Entre 2016 et 2021, 33 femmes ont reçu une greffe d’utérus aux États-Unis et jusqu’à présent, 19 d’entre elles, soit 58%, ont accouché d’un total de 21 bébés, ont rapporté mercredi des chercheurs dans JAMA Surgery.

“La transplantation d’utérus devrait être considérée comme une réalité clinique aux États-Unis”, ont écrit les chercheurs.

Toutes les femmes souffraient d’infertilité utérine absolue, ce qui signifie qu’elles sont nées sans utérus ou qu’elles ont dû se faire enlever.

Plus d’un million de femmes américaines pourraient potentiellement bénéficier d’une greffe d’utérus, a déclaré le Dr Liza Johannesson, responsable de l’étude, du Baylor University Medical Center de Dallas, dans un e-mail.

Chez 74 % des receveuses, l’utérus fonctionnait encore un an après la greffe. Dans ce groupe, 83% avaient des enfants nés vivants, ont rapporté les chercheurs.

Les bébés sont tous nés par césarienne, en moyenne 14 mois après la transplantation.
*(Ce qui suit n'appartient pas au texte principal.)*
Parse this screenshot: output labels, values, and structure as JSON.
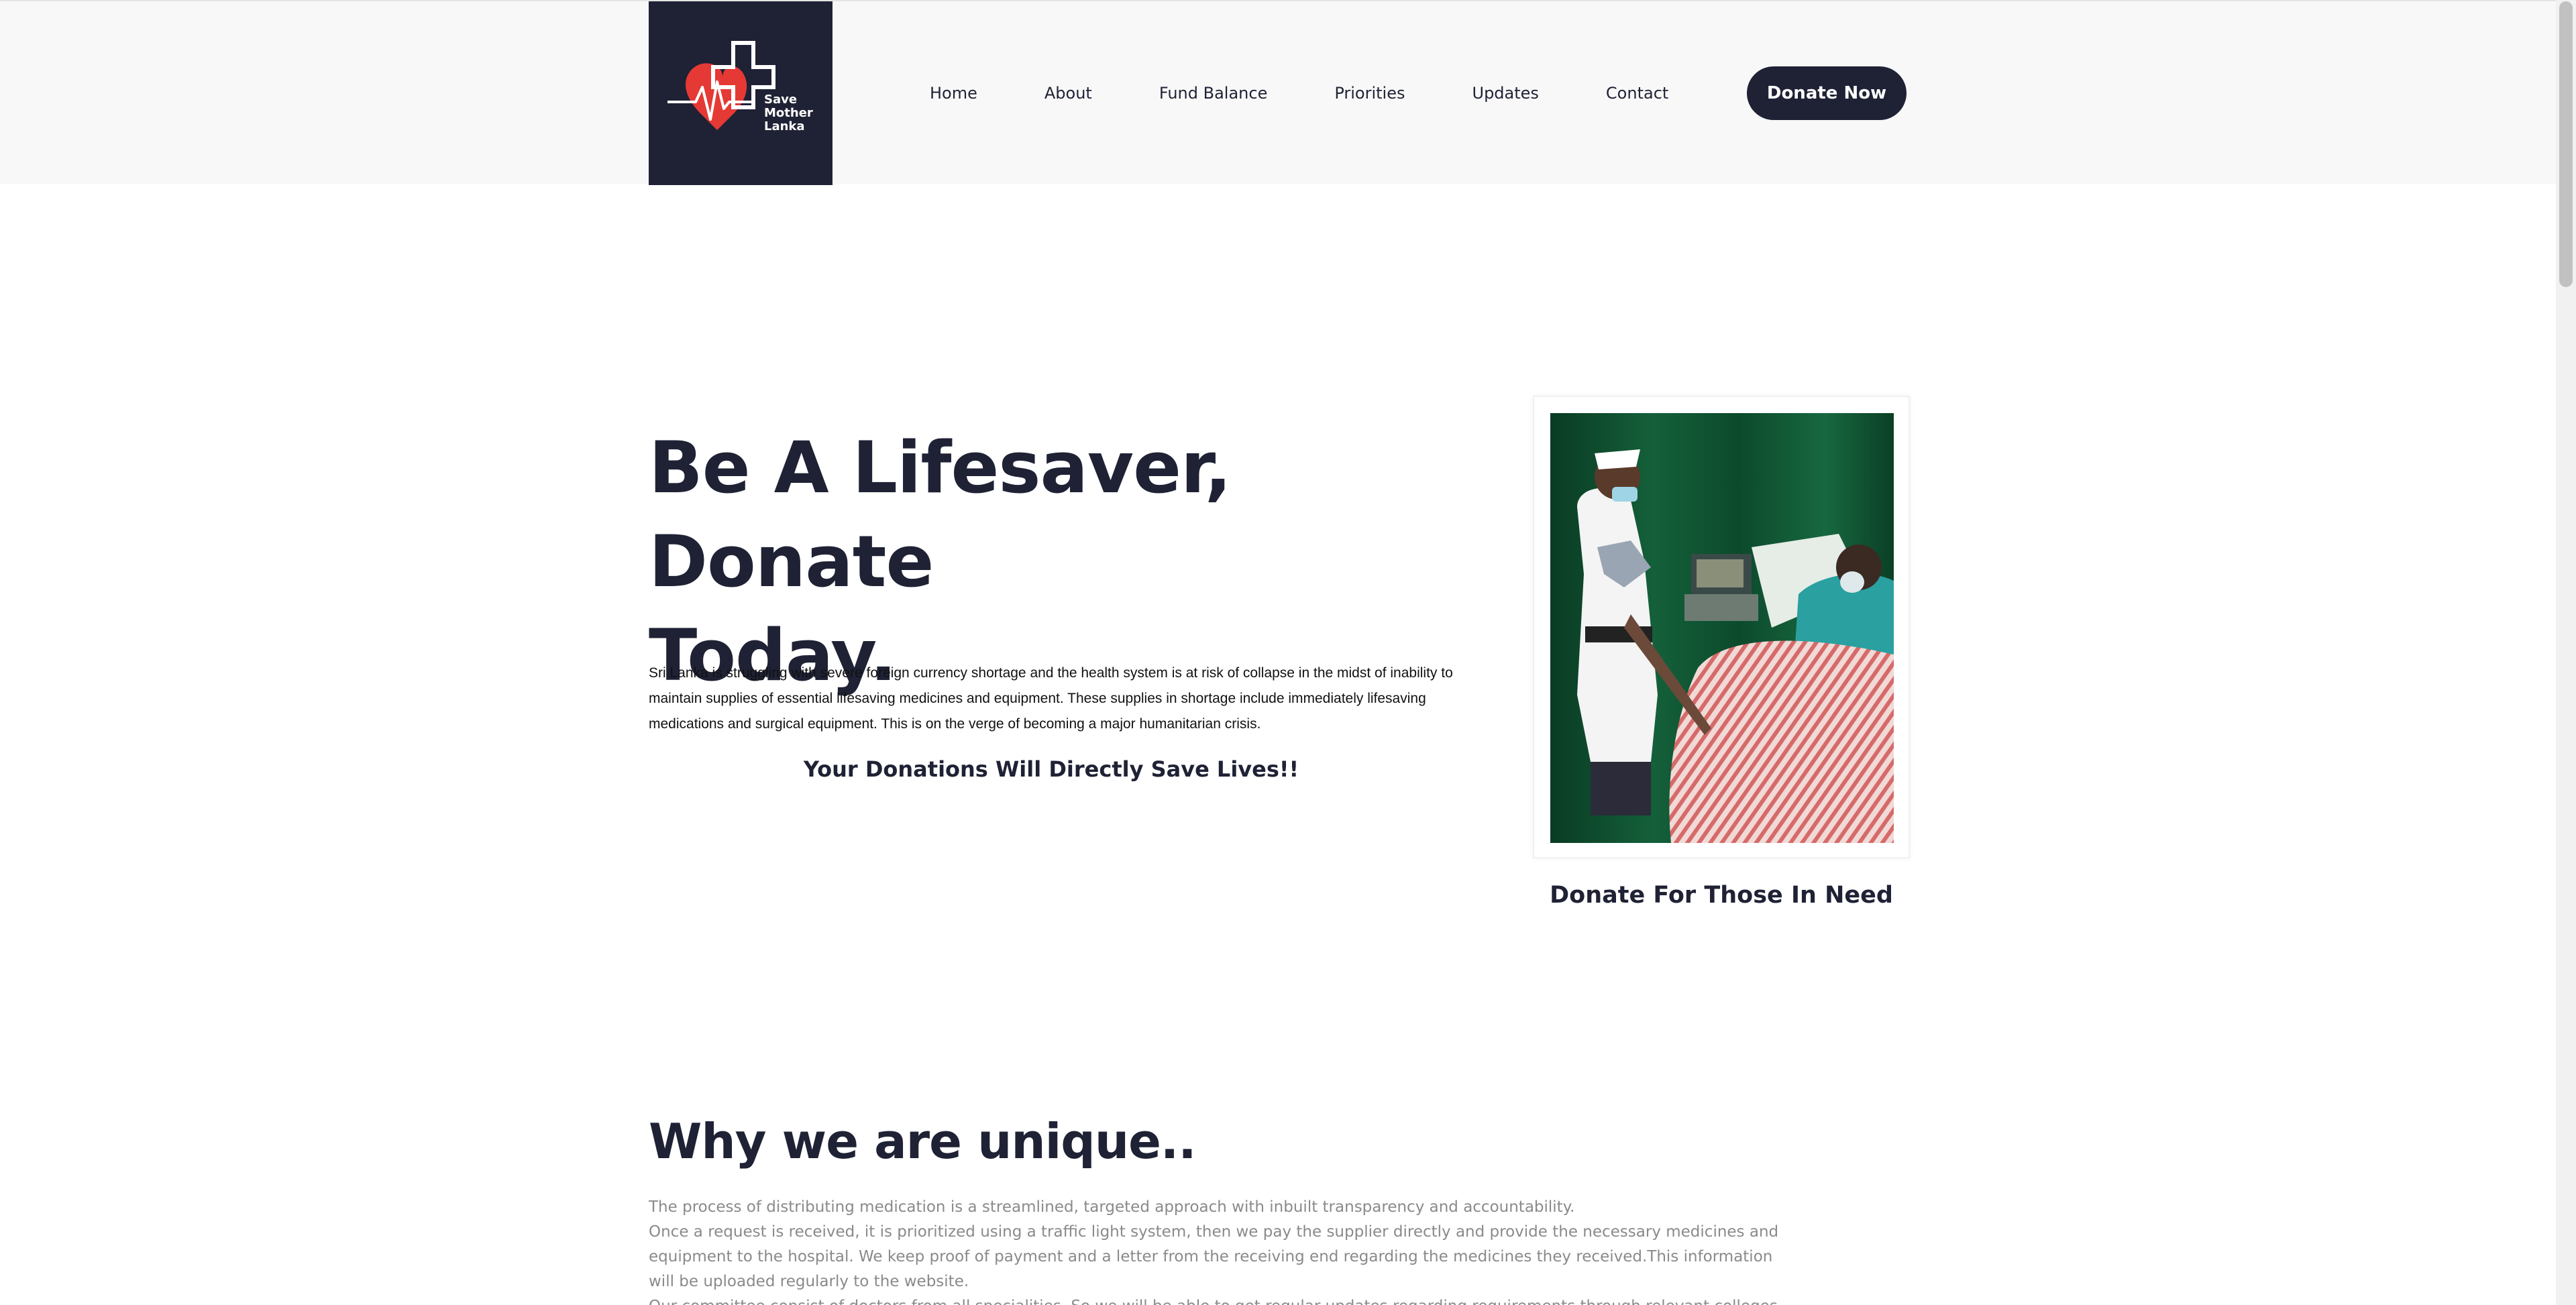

Plus de la moitié sont nés après 36 semaines de gestation.

Après l’accouchement de la receveuse, l’utérus greffé est retiré pour éviter le recours à des médicaments immunosuppresseurs à vie.
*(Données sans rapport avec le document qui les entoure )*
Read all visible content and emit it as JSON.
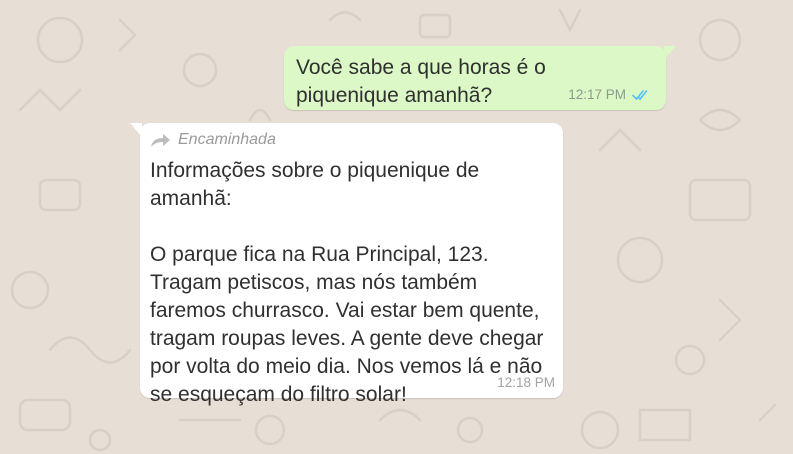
{
  "chat": {
    "messages": [
      {
        "direction": "outgoing",
        "text": "Você sabe a que horas é o\npiquenique amanhã?",
        "time": "12:17 PM",
        "status_icon": "double-check-read-icon"
      },
      {
        "direction": "incoming",
        "forwarded_label": "Encaminhada",
        "text": "Informações sobre o piquenique de\namanhã:\n\nO parque fica na Rua Principal, 123.\nTragam petiscos, mas nós também\nfaremos churrasco. Vai estar bem quente,\ntragam roupas leves. A gente deve chegar\npor volta do meio dia. Nos vemos lá e não\nse esqueçam do filtro solar!",
        "time": "12:18 PM"
      }
    ]
  },
  "colors": {
    "wallpaper": "#e7ded6",
    "outgoing_bubble": "#dcf8c6",
    "incoming_bubble": "#ffffff",
    "read_ticks": "#4fc3f7"
  }
}
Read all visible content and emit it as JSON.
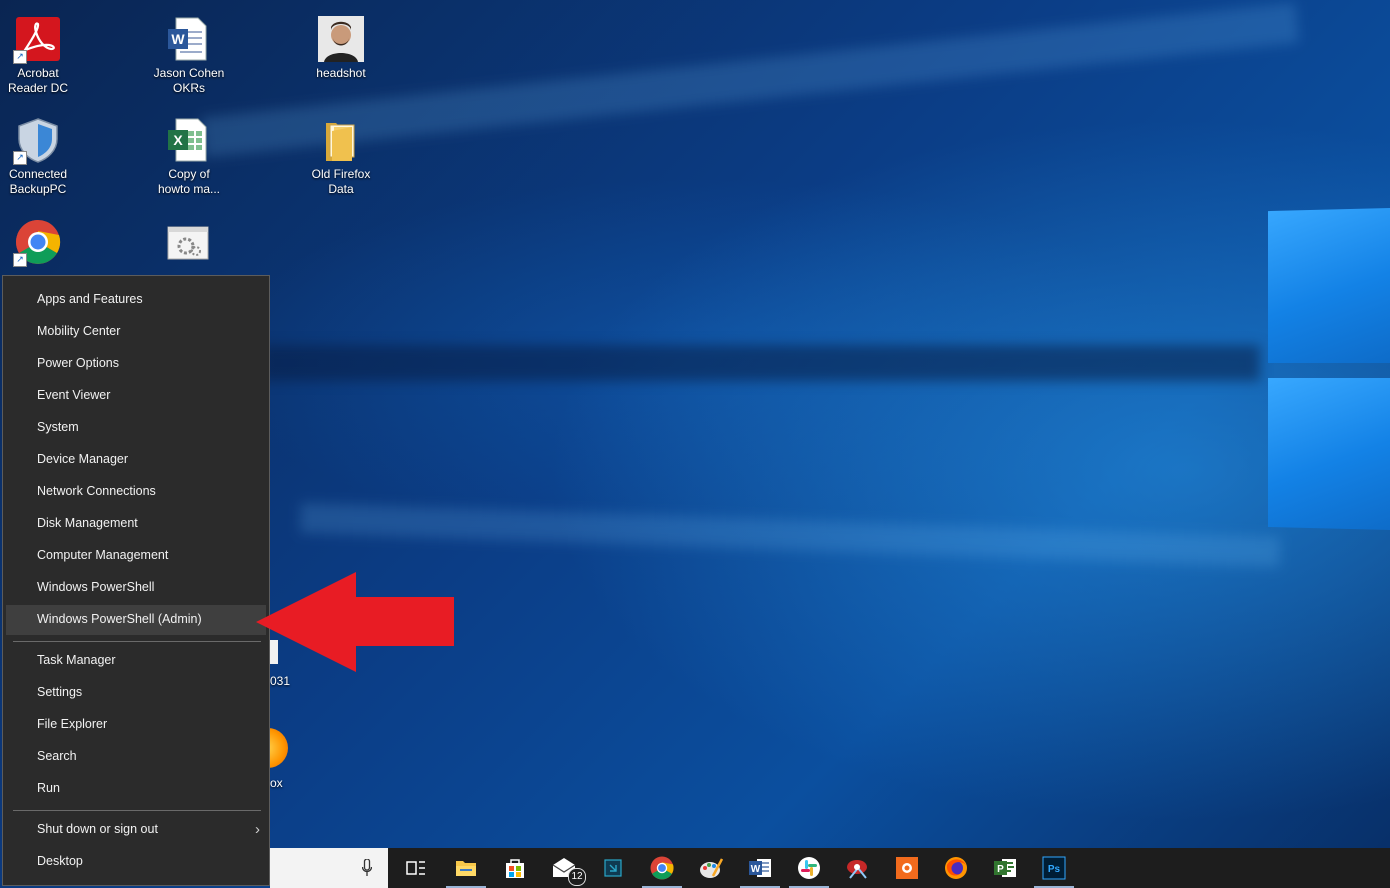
{
  "desktop": {
    "icons": [
      {
        "line1": "Acrobat",
        "line2": "Reader DC",
        "icon": "acrobat-icon"
      },
      {
        "line1": "Jason Cohen",
        "line2": "OKRs",
        "icon": "word-doc-icon"
      },
      {
        "line1": "headshot",
        "line2": "",
        "icon": "photo-icon"
      },
      {
        "line1": "Connected",
        "line2": "BackupPC",
        "icon": "shield-icon"
      },
      {
        "line1": "Copy of",
        "line2": "howto ma...",
        "icon": "excel-doc-icon"
      },
      {
        "line1": "Old Firefox",
        "line2": "Data",
        "icon": "folder-icon"
      },
      {
        "line1": "",
        "line2": "",
        "icon": "chrome-icon"
      },
      {
        "line1": "",
        "line2": "",
        "icon": "settings-file-icon"
      }
    ],
    "partial_labels": {
      "item_031": "031",
      "item_ox": "ox"
    }
  },
  "menu": {
    "items": [
      {
        "label": "Apps and Features"
      },
      {
        "label": "Mobility Center"
      },
      {
        "label": "Power Options"
      },
      {
        "label": "Event Viewer"
      },
      {
        "label": "System"
      },
      {
        "label": "Device Manager"
      },
      {
        "label": "Network Connections"
      },
      {
        "label": "Disk Management"
      },
      {
        "label": "Computer Management"
      },
      {
        "label": "Windows PowerShell"
      },
      {
        "label": "Windows PowerShell (Admin)",
        "highlighted": true
      },
      {
        "label": "Task Manager"
      },
      {
        "label": "Settings"
      },
      {
        "label": "File Explorer"
      },
      {
        "label": "Search"
      },
      {
        "label": "Run"
      },
      {
        "label": "Shut down or sign out",
        "has_submenu": true
      },
      {
        "label": "Desktop"
      }
    ]
  },
  "taskbar": {
    "apps": [
      {
        "icon": "task-view-icon"
      },
      {
        "icon": "file-explorer-icon"
      },
      {
        "icon": "store-icon"
      },
      {
        "icon": "mail-icon",
        "badge": "12"
      },
      {
        "icon": "remote-app-icon"
      },
      {
        "icon": "chrome-icon"
      },
      {
        "icon": "paint-icon"
      },
      {
        "icon": "word-icon"
      },
      {
        "icon": "slack-icon"
      },
      {
        "icon": "snip-icon"
      },
      {
        "icon": "orange-app-icon"
      },
      {
        "icon": "firefox-icon"
      },
      {
        "icon": "project-icon"
      },
      {
        "icon": "photoshop-icon"
      }
    ]
  },
  "colors": {
    "menu_bg": "#2b2b2b",
    "menu_highlight": "#3f3f3f",
    "arrow": "#e81c24",
    "taskbar_bg": "#1d1d1d",
    "desktop_accent": "#1382e6"
  }
}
Les chirurgies américaines, réalisées au Baylor University Medical Center, à la Cleveland Clinic et à l’University of Pennsylvania Hospital, font partie des plus de 100 greffes d’utérus réalisées dans le monde à ce jour.
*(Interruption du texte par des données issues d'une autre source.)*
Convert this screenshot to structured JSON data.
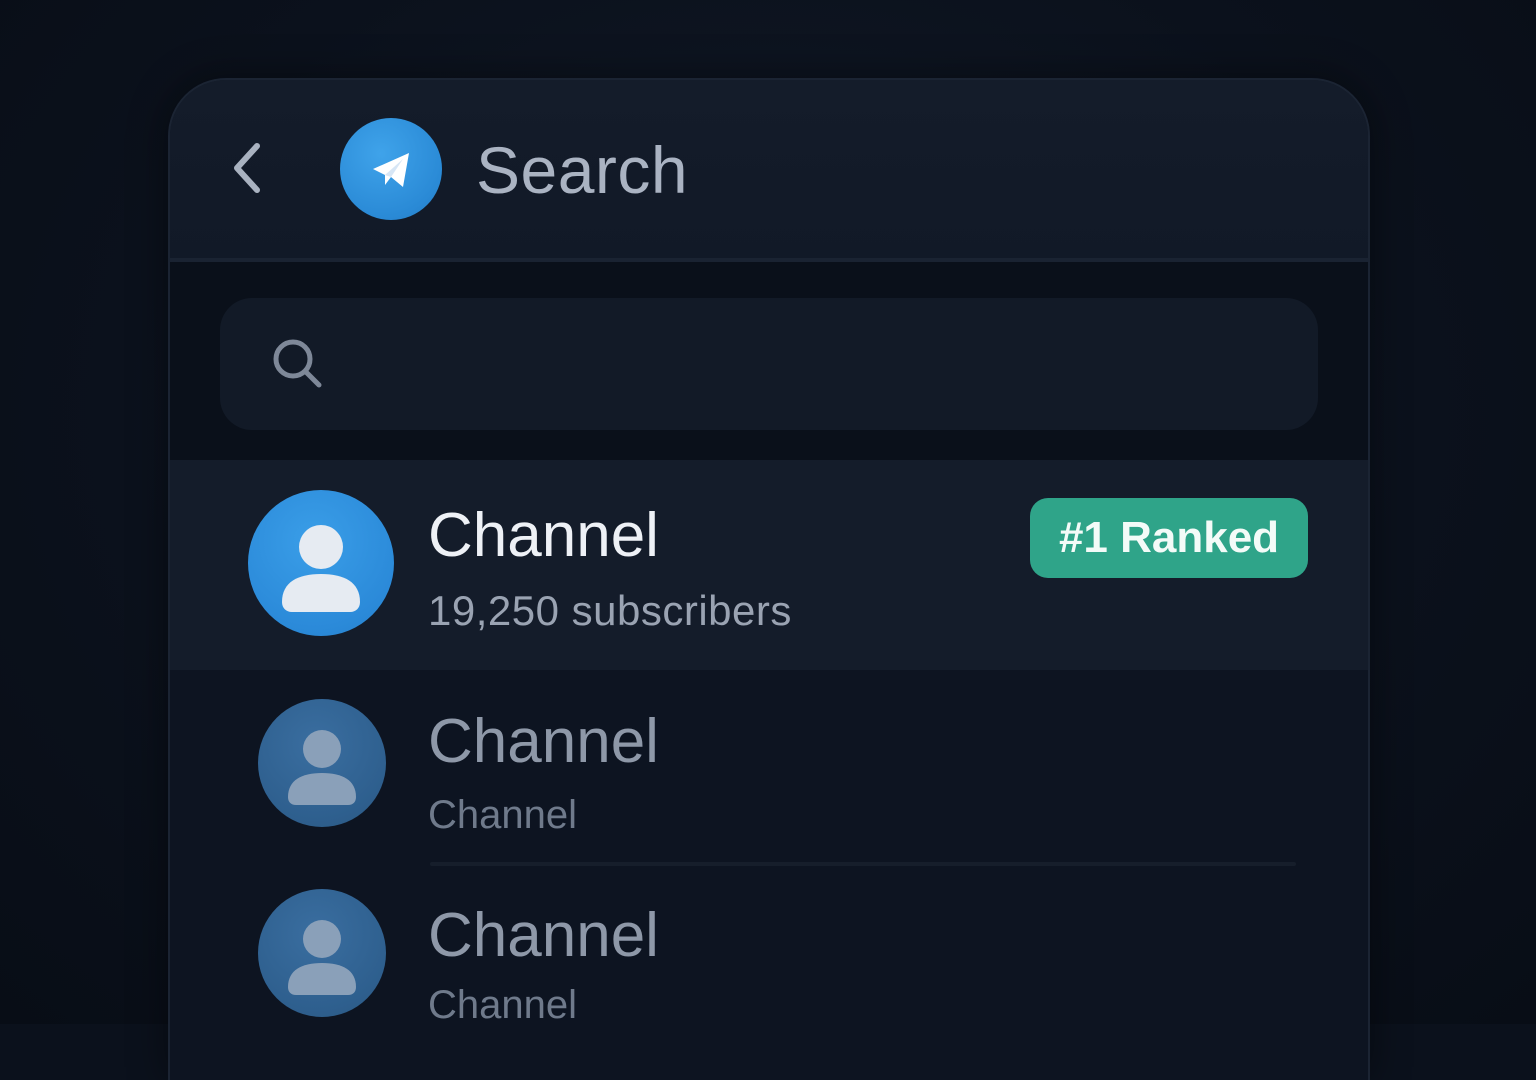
{
  "header": {
    "title": "Search",
    "back_icon": "chevron-left-icon",
    "logo_icon": "paper-plane-icon"
  },
  "search": {
    "placeholder": "",
    "value": "",
    "icon": "search-icon"
  },
  "results": [
    {
      "title": "Channel",
      "subtitle": "19,250 subscribers",
      "badge": "#1 Ranked",
      "highlighted": true
    },
    {
      "title": "Channel",
      "subtitle": "Channel",
      "highlighted": false
    },
    {
      "title": "Channel",
      "subtitle": "Channel",
      "highlighted": false
    }
  ],
  "colors": {
    "accent": "#2b8ad9",
    "badge": "#2fa489",
    "background": "#0b111c"
  }
}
Le coût peut être un obstacle pour certaines femmes.

“Une greffe d’utérus est un traitement de fertilité de facto”, et certaines compagnies d’assurance peuvent refuser de la couvrir, a déclaré le co-auteur, le Dr Giuliano Testa de Baylor, dans un e-mail.

“La couverture d’assurance pour les greffes d’utérus fait partie d’une discussion plus large impliquant la couverture des soins d’infertilité en général”, a déclaré Johannesson.

Dans les deux tiers des greffes aux États-Unis, l’utérus provenait d’un donneur vivant, dont environ un sur quatre souffrait d’une complication chirurgicale.

“Réduire le risque pour les donneurs vivants devrait être un objectif … si le groupe de donneurs décédés n’est pas adéquat”, ont écrit les Drs Rachel Forbes et Seth Karp de l’Université Vanderbilt à Nashville dans un éditorial d’accompagnement.